3.2 Biofilm removal: brushing vs. sonication comparison

When comparing the efficiency of brushing (using the optimised protocol) and sonication with glass beads, as per Proctor, Gächter,²⁰ for removing biofilms from a pipe section (Fig. 4), it was found that brushing resulted in a significantly greater cell yield (brush first vs. sonicate first TCC W = 25, p ≦ 0.01; ICC W = 25, p ≦ 0.01). On average, brushing removed 90% of the entire TCCs detected in a sample when used as the primary removal method (BMD pipes 1–5, Fig. 4A); subsequent sonication removed very few cells (an order of magnitude less). This demonstrates that brushing would remove the majority of the cells. In contrast, when sonication with glass beads was the primary removal method (BMD pipes 6–10), an average of 51% of all the TCCs removed were detached in the first removal phase with subsequent brushing removing a similar number of cells (on average 49% of TCCs). The average total number of TCCs removed (i.e. the sum of cells obtained from both removal phases per pipe) was similar for all pipe samples (pipes 1–5 average of 720 cells, pipes 6–10 average of 610 cells; Fig. 3A).
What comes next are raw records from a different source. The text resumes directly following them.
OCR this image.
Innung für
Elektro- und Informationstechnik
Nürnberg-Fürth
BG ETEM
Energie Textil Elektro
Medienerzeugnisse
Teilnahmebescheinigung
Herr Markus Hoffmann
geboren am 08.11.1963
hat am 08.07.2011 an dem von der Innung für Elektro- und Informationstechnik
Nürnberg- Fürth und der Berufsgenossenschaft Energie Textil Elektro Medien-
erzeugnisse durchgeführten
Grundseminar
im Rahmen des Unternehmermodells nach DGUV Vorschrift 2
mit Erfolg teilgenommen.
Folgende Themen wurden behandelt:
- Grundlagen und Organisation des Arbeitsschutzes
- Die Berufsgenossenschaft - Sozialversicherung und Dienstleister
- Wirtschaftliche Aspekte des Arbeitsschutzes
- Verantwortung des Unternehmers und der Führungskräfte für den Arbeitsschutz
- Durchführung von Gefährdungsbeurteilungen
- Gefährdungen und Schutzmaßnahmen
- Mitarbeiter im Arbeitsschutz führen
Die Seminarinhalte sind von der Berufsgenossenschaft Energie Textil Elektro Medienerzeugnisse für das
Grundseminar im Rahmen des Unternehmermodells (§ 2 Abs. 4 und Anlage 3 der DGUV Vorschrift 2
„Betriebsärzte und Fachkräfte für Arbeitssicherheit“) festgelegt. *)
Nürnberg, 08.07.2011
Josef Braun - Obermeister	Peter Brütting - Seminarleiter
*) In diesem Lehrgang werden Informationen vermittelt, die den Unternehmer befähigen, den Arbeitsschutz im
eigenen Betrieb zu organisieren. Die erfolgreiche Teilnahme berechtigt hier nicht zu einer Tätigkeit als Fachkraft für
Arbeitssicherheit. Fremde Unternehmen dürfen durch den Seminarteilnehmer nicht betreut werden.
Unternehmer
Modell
This demonstrated no impact of the order of removal methods on overall cell yield from a sample.

Fig. 3 Comparison of brushing and sonication techniques for removing biofilm from a pipe section (biofilm monitoring device). (A) Total cell counts (TCC) and (B) intact cell counts (ICC) obtained from each BMD section are presented, along with (C) ICC as a proportion of the TCC. Brushing refers to the protocol optimised in this study. Sonication is with glass beads and a water bath.
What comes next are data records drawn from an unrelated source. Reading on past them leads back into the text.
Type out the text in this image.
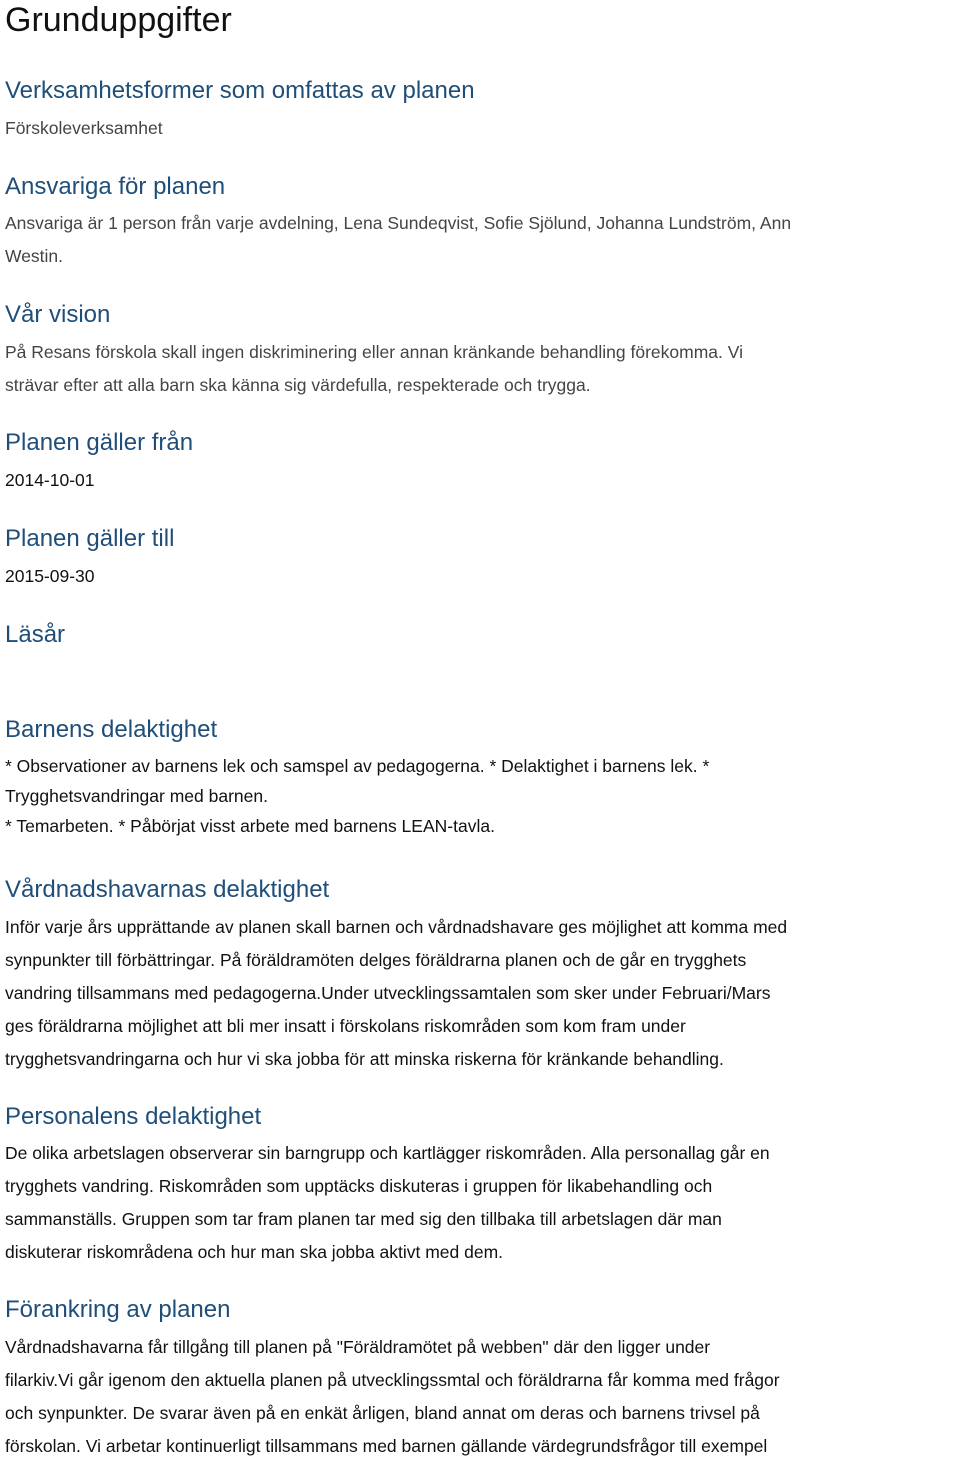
Grunduppgifter
Verksamhetsformer som omfattas av planen

Förskoleverksamhet

Ansvariga för planen
Ansvariga är 1 person från varje avdelning, Lena Sundeqvist, Sofie Sjölund, Johanna Lundström, Ann
Westin.
Vår vision
På Resans förskola skall ingen diskriminering eller annan kränkande behandling förekomma. Vi
strävar efter att alla barn ska känna sig värdefulla, respekterade och trygga.
Planen gäller från

2014-10-01

Planen gäller till

2015-09-30

Läsår
Barnens delaktighet
* Observationer av barnens lek och samspel av pedagogerna. * Delaktighet i barnens lek. *
Trygghetsvandringar med barnen.
* Temarbeten. * Påbörjat visst arbete med barnens LEAN-tavla.
Vårdnadshavarnas delaktighet
Inför varje års upprättande av planen skall barnen och vårdnadshavare ges möjlighet att komma med
synpunkter till förbättringar. På föräldramöten delges föräldrarna planen och de går en trygghets
vandring tillsammans med pedagogerna.Under utvecklingssamtalen som sker under Februari/Mars
ges föräldrarna möjlighet att bli mer insatt i förskolans riskområden som kom fram under
trygghetsvandringarna och hur vi ska jobba för att minska riskerna för kränkande behandling.
Personalens delaktighet
De olika arbetslagen observerar sin barngrupp och kartlägger riskområden. Alla personallag går en
trygghets vandring. Riskområden som upptäcks diskuteras i gruppen för likabehandling och
sammanställs. Gruppen som tar fram planen tar med sig den tillbaka till arbetslagen där man
diskuterar riskområdena och hur man ska jobba aktivt med dem.
Förankring av planen
Vårdnadshavarna får tillgång till planen på "Föräldramötet på webben" där den ligger under
filarkiv.Vi går igenom den aktuella planen på utvecklingssmtal och föräldrarna får komma med frågor
och synpunkter. De svarar även på en enkät årligen, bland annat om deras och barnens trivsel på
förskolan. Vi arbetar kontinuerligt tillsammans med barnen gällande värdegrundsfrågor till exempel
The same trends were seen with ICC (Fig. 3B): brushing as the primary removal method generated a significantly greater yield of cells than using sonication with glass beads as the primary removal method (95% vs. 52% of all cells detected, respectively). Brushing was therefore found to be the more efficient cell removal method. The total number of ICCs removed was conserved across all the pipes, irrespective of removal method order (pipes 1–5 average of 238 cells, pipes 6–10 average of 214 cells, Fig. 3B). When comparing ICC proportions (Fig. 3C), brushing first, sonicating first and brushing second all had similar ICC proportions (30–39%), but the cells removed in the sonication second treatment were less likely to be intact (average 15% ICC proportion; brush second vs. sonicate second TCC W = 25, p ≦ 0.01; ICC W = 25, p = 0.012). This shows that sonicating alone did not necessarily impact the ICC%, however the use of sonication after brushing may have had a kill effect because most of the biofilm (cells and EPS) had already been removed by brushing, hence any remaining cells may have been more exposed to the sonication impacts.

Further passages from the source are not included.